Reviewed by DAVID L. VINEYARD:         


MAX BRAND – Big Game. Warner Paperback Library, paperback original; 1st printing, March 1973. First published in Argosy as a six-part serial, beginning 9 May 1936.

MAX BRAND Big Game

   It’s hard to think of Max Brand, Frederick Schiller Faust, in terms of anything but superlatives and broken records.

   One of the great pulp writers, he went on to live in an Italian villa where he hosted guests like Scott and Zelda Fitzgerald, then became the highest paid screenwriter in Hollywood penning, among others, Errol Flynn’s last great swashbuckler, The Adventures of Don Juan. He died in World War II Italy as a war correspondent for Harpers Magazine during the battle of Santa Maria Infante.

   Though he is best known for his westerns, Max Brand penned a little of everything under a dizzying array of names, from science fiction, to historical novels, to the Dr. Kildare series, to spy stories, to hard boiled crime tales.

    Big Game falls in the latter category and involves Terry Radway, a one time big game hunter still bearing the scars of a too close encounter with a tiger, and down on his luck. Looking for adventure closer to home, Radway finds it right under his nose when he spies the pretty girl in a room across the street preparing to kill herself.

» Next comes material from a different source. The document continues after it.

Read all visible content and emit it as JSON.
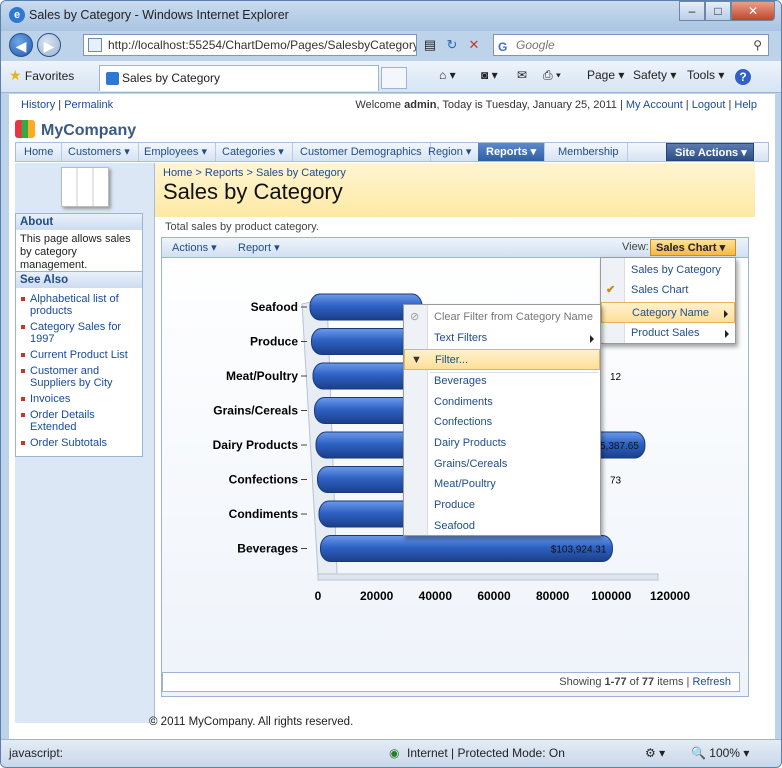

   At first Radway only watches in a somewhat detached manner, but pretty soon he can’t help himself and intervenes. Seems the girl, Nell, is in trouble with a Hollywood big shot named Hugo Bigi. Radway decides to take matters in is own hand and pays a visit to Bigi, and being who he is puts the game to the big shot in the only way he knows how:

MAX BRAND Big Game

    “When in the course of human events,” said Radway, “it becomes necessary for one man to hunt down another like a beast, a decent respect for the opinion of mankind should lead him to state the reason for his action. In this case, Bigi, you are the beast and I am the hunter.”

   But things aren’t that simple, and soon Radway also finds himself involved with civic minded reform committee lawyer John Battersby Wilson, who has begun a private crusade to shut down the rackets in New York.

   After saving Wilson from a car full of killers, Radway is enlisted in that crusade — which leads to the doorstep of banker Chandler Orme Gregor, and back to Bigi who ends up ironically enlisted in Radway’s crusade to smash the men behind the crime ring.

   With the help of a couple of hoods originally hired to follow him, and the beautiful Lady Nell, who isn’t all she seemed, Radway tackles the drug ring and begins to root out the men behind the rackets, including the biggest of them all, the big game, the secret face behind the rackets controlling the city.

   The prose is tough and lean in the appropriate manner:

    He shifted his aim even as he covered the target. In that lost instant, the Duster saw him. He had time to jerk his machine gun around in a new direction. he had time to gape his mouth wide open. Then Radway shot him through the hips, and leaped right in.

   There is nothing terribly original here. It’s a fairly standard tough story in the pulp vein, well enough written and competently plotted by one of the masters of the form.

MAX BRAND Night Flower

   It’s a tightly written book, slick and fast moving, the plot a fairly familiar one often used in that era (both in The Secret Six (MGM, 1931) and Leslie Charteris’s The Saint in New York, and Raoul Whitfield used the big game hunter angle in Killer’s Carnival written as Temple Field), but it’s well handled here, and it touches on the classical references common to Brand’s work (here Radway playing at Theseus negotiating a labyrinth of lies).

   Still, it’s prime Brand and well worth the time it takes to read. It may lack that word savagery that marks the best of Black Mask or Dime Detective, but it’s fast paced, fun, and a reminder of that special quality that made Max Brand one of the most successful writers of all time.

   Brand did somewhat better with The Night Flower (Macauley, 1936, as Walter C. Butler), another of his tough crime novels, but Big Game is well worth looking for. Even if you find you’re more than a few steps ahead of the hero and the writer in terms of the plot, it moves at an action-packed pace, and Brand keeps the big revelation hidden right down to the wire; in the true pulp tradition you can’t ask for much more than that.